Some of the statues on Easter Island, Chile
Way out in the middle of the southeastern Pacific Ocean sits one of the most remote inhabited islands on the planet. It's called Easter Island, and its most interesting feature is a collection of massive stone statues, called moai.
The island got its name from a Dutch explorer, Jacob Roggeveen. The first day he saw the island was Easter Sunday in 1722. The island's Polynesian name is Rapa Nui, and the indigenous people are also known as Rapa Nui.
Chile annexed Easter Island in 1888. In 1966, the Rapa Nui were granted Chilean citizenship. It was the Rapa Nui people that carved the statues, and that happened around 1100–1680 AD.
Sometimes people refer to the statues as the "Easter Island heads," but there are bodies attached to them!
Most of the torsos stop near the top of the thighs, but some are kneeling. The idea that they were disembodied heads may have come from the fact that some of the statues have gotten buried up to their necks in soil.

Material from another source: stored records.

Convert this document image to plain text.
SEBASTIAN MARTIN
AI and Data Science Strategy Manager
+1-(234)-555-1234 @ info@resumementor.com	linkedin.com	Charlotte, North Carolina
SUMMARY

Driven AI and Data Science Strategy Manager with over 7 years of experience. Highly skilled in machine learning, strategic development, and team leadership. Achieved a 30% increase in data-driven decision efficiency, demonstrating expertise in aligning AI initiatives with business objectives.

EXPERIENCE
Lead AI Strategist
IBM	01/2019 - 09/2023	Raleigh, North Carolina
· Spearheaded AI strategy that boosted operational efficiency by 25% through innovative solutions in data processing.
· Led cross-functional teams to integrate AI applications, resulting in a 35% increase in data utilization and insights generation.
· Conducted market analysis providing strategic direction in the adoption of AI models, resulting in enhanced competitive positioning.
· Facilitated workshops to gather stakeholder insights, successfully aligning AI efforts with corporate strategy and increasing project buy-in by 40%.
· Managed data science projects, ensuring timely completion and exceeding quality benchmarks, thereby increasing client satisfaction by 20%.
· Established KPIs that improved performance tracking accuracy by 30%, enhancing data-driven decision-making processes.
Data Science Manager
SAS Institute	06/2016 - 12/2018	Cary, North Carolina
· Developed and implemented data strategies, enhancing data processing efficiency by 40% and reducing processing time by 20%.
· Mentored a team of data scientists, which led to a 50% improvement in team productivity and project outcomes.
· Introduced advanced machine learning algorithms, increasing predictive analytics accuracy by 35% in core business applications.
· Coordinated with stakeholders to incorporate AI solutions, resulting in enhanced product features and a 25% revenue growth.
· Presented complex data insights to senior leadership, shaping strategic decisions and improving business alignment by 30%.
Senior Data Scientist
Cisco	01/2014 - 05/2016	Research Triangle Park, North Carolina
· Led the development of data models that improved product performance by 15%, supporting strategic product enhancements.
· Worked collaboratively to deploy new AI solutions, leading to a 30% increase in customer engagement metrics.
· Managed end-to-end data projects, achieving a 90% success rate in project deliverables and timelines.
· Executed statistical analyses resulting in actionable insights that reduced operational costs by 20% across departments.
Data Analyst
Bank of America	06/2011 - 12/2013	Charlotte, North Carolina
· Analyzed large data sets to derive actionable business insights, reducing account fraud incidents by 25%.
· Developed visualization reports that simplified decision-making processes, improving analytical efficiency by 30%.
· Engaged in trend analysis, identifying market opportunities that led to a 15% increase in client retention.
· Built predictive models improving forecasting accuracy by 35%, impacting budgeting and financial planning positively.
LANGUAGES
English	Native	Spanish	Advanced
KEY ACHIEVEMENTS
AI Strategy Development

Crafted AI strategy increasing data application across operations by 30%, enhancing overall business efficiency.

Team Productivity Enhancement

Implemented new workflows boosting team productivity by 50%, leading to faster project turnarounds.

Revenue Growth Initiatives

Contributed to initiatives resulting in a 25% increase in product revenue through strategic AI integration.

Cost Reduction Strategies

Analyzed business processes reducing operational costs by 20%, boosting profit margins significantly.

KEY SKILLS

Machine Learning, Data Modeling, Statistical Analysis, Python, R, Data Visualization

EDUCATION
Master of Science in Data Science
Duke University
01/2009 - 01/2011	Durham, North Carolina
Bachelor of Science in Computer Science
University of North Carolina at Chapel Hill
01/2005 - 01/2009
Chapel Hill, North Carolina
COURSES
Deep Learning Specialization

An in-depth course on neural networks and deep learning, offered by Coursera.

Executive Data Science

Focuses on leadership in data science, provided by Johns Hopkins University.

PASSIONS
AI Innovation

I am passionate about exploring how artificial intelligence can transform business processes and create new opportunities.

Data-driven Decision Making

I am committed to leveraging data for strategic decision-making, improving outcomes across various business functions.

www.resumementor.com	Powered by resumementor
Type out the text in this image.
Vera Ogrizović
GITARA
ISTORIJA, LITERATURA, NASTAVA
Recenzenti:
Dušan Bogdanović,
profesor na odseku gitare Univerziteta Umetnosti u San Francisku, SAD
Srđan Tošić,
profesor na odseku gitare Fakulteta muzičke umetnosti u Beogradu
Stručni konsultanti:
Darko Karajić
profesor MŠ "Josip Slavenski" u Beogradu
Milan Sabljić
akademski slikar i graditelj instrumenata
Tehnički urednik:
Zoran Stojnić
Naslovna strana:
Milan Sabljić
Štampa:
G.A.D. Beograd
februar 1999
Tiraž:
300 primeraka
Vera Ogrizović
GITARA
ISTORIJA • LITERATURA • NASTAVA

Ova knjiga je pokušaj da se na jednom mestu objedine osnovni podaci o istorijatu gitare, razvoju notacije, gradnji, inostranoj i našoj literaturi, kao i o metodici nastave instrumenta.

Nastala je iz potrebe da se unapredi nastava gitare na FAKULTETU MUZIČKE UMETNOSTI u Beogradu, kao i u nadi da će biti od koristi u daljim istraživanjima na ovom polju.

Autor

The giant stone statues were carved out of compressed volcanic ash that came from a single site near an extinct volcano. The Rapa Nui people employed stone hand-chisels to create the statues. They made about 1,000 of the monuments, and 887 have been inventoried, either on the island, or in museums.
Only around 25 percent of the statues were ever installed by their makers. Approximately half of them stayed in the quarry where they were carved.
One of the largest statues, installed on a raised platform, was "Paro." It weighs over 90 tons and measures more than 32 ft in length.
How could the Rapa Nui have moved such large, heavy objects?
Experts believe they employed a dragging frame, and somewhere around 200 strong men pulled the statues into position.